Now, their San Francisco-based firm, Theseus, has simply raised $4.3 million in seed funding in a spherical led by First Spherical Capital, with further backing from Y Combinator and Lux Capital, it completely instructed TechCrunch.
Theseus joins a flock of different drone-related startups. There’s Skydio, which focuses on changing Chinese language drones for U.S. regulation enforcement and was last valued at $2.2 billion in 2023. Protect AI, which builds reconnaissance drones, lately raised at a $5.3 billion valuation. The largest protection tech participant, Anduril, launched its personal small drone final 12 months, and is reportedly in talks to raise at a $28 billion valuation.

Theseus says it doesn’t construct drones, however focuses on the {hardware} parts and software program that may allow just about any army drone to fly unmanned with out GPS. Schoeller, Theseus’ CEO, instructed TechCrunch the corporate doesn’t construct focusing on programs. Its software program shouldn’t be deciding whether or not a sure spot is a professional army goal or not — the only focus is getting a drone from level A to B.
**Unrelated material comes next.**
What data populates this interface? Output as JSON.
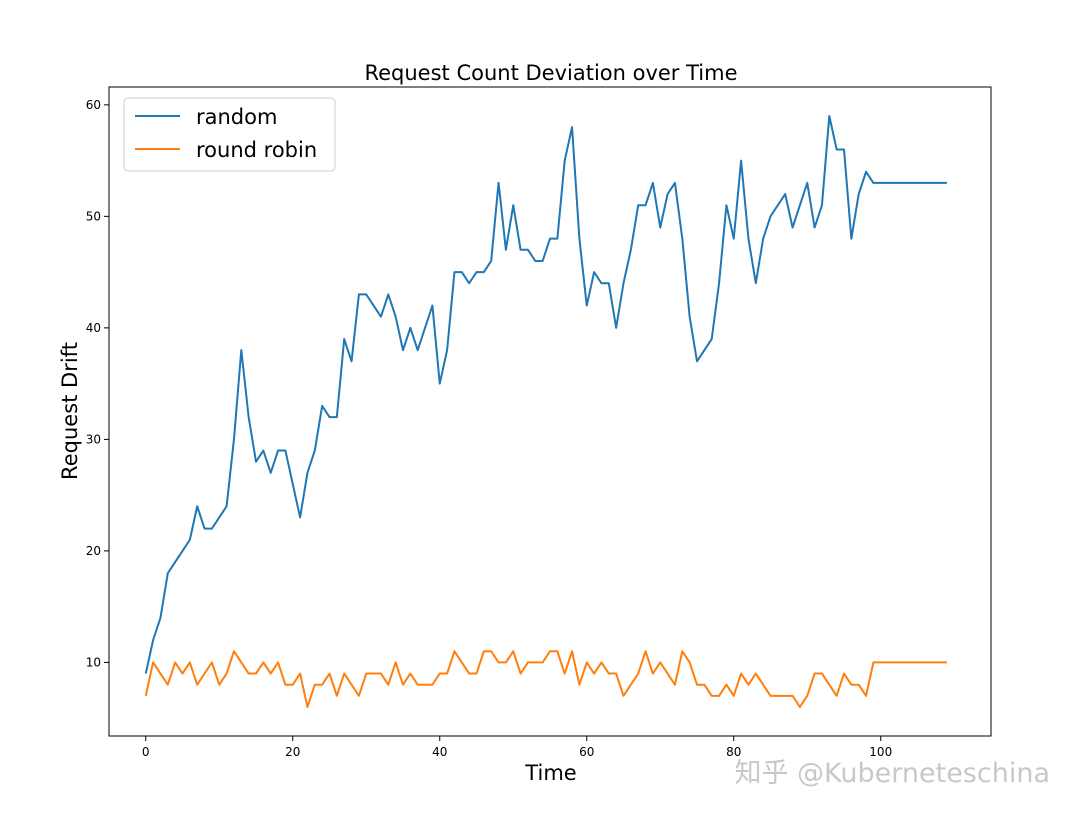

Theseus hasn’t received any U.S. army offers but, and hasn’t been deployed in an precise battlefield. So it’s utilizing its contemporary capital to deal with additional constructing out its tech, hiring for 3 engineering roles.
Nonetheless, the viral hackathon tweet did get Theseus seen by U.S. Particular Forces, which has entered into an settlement for early testing and improvement. Theseus says it lately went to a secret Particular Forces base to check out its newest system, sending TechCrunch a photograph of it in motion.
General, beginning an organization with folks you’ve recognized for underneath every week “typically isn’t suggested,” however in Theseus’ case, it warranted the leap of religion, Schoeller wrote on LinkedIn.